It’s a wrap: how cells package newly-made DNA – PhD Defense Giulia Ricci

Our bodies continuously generate new cells for growth and tissue repair through the process of cell division. DNA is tightly packaged within chromosomes to fit in the cell nucleus. To achieve this, DNA is wrapped around histone proteins to form structural units known as nucleosomes. A multitude of these nucleosomes make up chromatin. Before a cell divides, its DNA must be copied and its chromatin structure re-established. This ensures that the two daughter cells receive identical DNA after division and that the heritable patterns of gene regulation are preserved. The latter is often referred to as the epigenome.

New nucleosomes

To enable DNA replication, the chromatin structure is temporarily disrupted. The two original DNA strands are separated so that a complementary strand can be generated for both. When this is complete, the newly generated DNA is immediately wrapped around histones, forming new nucleosomes for both daughter cells and restoring the chromatin structure. Key molecules in this process are histone chaperones. Giulia centered her research around Chromatin Assembly Factor-1 (CAF-1), one specific histone chaperone that is responsible for linking the histones to newly made DNA, so that chromatin can be rapidly re-established.

“If nucleosome assembly is not tightly coupled to replication, genome stability and transcription processes may be negatively affected,” Giulia explains. She investigated how CAF-1 coordinates nucleosome assembly during DNA replication, and what happens when this coordination fails.

Symmetrical strand service

Giulia explored whether CAF-1-mediated nucleosome assembly is equally coupled to both newly generated DNA strands. She found that this process is symmetrical: the histone chaperone places histones equally on both strands, indicating that new chromatin assembly does not introduce strand-specific differences.

The histone chaperone: a critical safeguard of epigenome integrity

Giulia studied what happens during nucleosome assembly when CAF-1 fails. She discovered that when this histone chaperone is absent, problems occur very early: already before the cell activates its usual emergency response systems, DNA copying slows down, chromatin restoration is disrupted and gene expression changes. The protein p53, which acts as cellular watchdog, notices these problems and stops cell division. These findings highlight the important role of CAF-1in safeguarding epigenome integrity and cell replication. Furthermore, Giulia discovered that some functional interactions of CAF-1 are indispensable for sustaining DNA replication, while others are not: the different roles of CAF-1 are mechanistically separable.

Fundamental science as fuel

Giulia’s work focused on uncovering fundamental cellular mechanisms, not directly related to a specific disease. She saw this as part of the beauty of basic research: to pursue understanding for its own sake, without knowing its future impact. “I strongly believe that fundamental science forms the foundation that fuels all other research,” Giulia tells.

An introspective journey

Giulia is happy with how her PhD journey has unfolded and is thankful for the continuous support of her supervisor Francesca and her lab mates. One of the highlights of her PhD was the possibility to publish and present her own work: “Presenting our work to the scientific community was a great responsibility, but also incredibly exciting,” she recalls.

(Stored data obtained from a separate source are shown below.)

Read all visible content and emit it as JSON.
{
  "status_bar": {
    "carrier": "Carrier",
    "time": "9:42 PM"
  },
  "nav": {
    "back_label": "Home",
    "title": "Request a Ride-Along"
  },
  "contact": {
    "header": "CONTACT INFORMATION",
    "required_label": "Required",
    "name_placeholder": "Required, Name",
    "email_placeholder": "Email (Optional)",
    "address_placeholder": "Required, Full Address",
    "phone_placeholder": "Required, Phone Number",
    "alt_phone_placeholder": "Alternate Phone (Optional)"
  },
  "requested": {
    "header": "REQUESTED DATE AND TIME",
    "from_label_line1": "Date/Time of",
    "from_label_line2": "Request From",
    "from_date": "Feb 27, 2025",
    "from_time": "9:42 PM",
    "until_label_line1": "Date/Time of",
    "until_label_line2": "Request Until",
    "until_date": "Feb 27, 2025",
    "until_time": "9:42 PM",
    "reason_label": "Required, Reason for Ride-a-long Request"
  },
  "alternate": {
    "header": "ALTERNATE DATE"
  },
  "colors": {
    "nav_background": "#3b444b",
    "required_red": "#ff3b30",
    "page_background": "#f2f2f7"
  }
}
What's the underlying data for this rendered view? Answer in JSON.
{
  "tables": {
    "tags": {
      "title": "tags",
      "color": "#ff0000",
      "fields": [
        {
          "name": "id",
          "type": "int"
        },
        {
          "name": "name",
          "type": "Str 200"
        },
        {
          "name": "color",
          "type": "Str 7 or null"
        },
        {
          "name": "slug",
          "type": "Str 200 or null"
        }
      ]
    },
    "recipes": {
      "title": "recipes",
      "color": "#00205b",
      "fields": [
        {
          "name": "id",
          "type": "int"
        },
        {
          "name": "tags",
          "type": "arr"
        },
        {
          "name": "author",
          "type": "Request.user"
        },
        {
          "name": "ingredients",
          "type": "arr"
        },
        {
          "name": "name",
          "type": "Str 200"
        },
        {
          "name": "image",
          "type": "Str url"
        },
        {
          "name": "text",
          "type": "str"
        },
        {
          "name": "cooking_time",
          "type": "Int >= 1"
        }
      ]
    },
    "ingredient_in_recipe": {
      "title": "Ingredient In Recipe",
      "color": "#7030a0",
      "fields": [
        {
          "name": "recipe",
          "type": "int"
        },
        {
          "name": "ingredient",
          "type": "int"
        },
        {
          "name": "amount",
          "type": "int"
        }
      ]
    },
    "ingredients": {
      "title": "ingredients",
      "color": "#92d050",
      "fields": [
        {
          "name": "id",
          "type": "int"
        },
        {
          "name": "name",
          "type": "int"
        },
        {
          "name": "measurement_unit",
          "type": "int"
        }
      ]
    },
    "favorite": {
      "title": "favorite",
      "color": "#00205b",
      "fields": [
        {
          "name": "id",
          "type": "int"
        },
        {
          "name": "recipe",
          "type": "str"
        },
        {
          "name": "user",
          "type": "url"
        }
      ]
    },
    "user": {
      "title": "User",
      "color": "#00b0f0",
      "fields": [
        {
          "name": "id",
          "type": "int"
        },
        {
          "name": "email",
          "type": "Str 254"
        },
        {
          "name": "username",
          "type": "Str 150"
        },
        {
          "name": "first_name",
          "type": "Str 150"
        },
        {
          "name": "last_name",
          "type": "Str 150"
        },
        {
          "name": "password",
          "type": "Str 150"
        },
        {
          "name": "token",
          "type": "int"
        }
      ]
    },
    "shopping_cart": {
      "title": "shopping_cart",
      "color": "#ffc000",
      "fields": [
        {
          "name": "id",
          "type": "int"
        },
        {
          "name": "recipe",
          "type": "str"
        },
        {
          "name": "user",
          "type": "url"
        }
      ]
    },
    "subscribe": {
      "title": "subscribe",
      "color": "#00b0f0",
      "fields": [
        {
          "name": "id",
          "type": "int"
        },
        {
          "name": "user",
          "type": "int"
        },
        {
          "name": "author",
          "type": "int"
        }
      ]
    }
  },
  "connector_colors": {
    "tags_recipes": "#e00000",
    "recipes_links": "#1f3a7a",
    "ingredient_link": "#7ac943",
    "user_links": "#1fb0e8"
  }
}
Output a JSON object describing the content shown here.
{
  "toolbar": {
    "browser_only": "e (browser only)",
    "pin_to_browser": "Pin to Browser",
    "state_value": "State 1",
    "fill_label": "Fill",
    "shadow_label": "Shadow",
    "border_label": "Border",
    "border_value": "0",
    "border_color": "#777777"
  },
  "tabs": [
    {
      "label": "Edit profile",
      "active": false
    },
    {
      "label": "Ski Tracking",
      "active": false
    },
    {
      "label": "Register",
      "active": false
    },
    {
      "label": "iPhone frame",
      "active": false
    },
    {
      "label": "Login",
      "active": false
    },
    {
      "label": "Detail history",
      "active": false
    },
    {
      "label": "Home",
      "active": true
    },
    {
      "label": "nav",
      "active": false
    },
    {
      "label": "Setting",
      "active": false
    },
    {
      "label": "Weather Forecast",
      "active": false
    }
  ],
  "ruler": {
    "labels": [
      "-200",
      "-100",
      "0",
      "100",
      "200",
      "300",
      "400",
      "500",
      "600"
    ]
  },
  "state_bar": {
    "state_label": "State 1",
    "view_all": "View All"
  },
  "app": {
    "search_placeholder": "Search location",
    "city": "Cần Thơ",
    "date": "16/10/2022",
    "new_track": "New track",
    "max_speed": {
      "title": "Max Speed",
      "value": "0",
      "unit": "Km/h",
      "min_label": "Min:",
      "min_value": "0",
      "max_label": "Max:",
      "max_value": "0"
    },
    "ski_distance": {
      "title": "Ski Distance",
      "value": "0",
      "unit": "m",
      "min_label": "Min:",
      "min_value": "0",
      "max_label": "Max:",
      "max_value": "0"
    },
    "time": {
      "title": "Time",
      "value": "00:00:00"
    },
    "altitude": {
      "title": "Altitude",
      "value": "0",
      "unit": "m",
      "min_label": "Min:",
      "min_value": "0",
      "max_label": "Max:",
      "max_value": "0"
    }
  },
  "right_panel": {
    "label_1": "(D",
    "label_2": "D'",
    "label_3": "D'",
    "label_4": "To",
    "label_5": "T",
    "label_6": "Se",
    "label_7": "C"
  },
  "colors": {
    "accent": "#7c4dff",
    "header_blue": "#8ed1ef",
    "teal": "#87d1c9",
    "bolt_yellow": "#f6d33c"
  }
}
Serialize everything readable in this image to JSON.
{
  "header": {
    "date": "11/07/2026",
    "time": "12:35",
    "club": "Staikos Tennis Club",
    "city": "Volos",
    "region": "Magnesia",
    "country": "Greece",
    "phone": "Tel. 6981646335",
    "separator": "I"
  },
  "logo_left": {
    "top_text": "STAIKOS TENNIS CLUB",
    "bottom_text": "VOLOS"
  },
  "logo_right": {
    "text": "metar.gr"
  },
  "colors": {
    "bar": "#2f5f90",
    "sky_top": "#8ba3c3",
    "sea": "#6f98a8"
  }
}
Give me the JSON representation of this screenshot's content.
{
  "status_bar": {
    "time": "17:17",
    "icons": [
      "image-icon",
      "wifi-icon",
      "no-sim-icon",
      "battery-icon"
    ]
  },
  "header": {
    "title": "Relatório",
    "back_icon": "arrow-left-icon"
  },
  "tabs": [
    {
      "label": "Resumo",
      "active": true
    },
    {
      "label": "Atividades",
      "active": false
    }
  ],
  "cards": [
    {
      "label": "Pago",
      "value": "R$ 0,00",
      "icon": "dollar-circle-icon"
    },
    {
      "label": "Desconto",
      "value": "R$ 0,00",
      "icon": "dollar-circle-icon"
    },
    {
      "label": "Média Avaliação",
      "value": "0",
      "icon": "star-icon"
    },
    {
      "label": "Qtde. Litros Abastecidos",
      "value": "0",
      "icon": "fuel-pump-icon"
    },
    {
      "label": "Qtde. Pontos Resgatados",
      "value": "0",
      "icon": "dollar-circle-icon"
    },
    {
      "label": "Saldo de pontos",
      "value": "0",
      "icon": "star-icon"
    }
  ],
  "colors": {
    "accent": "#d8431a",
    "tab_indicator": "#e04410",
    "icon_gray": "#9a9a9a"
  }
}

Giulia emphasizes how a PhD journey inevitably includes personal alongside academic challenges. “Science requires dedication and motivation, but also learning to function in the midst of multiple responsibilities, trusting yourself and not fearing failure.” Sometimes, Giulia found it difficult to not define herself by her work. “When you’re deeply invested, setbacks feel personal and letting go is hard. It takes conscious effort and perspective to navigate it well,” she summarizes.

To students considering a PhD, Giulia advises: “If you’re curious and enjoy challenges, a PhD might be for you.” She adds that choosing the right lab is crucial: “Working at the Hubrecht Institute with my supervisor and team made all the difference.”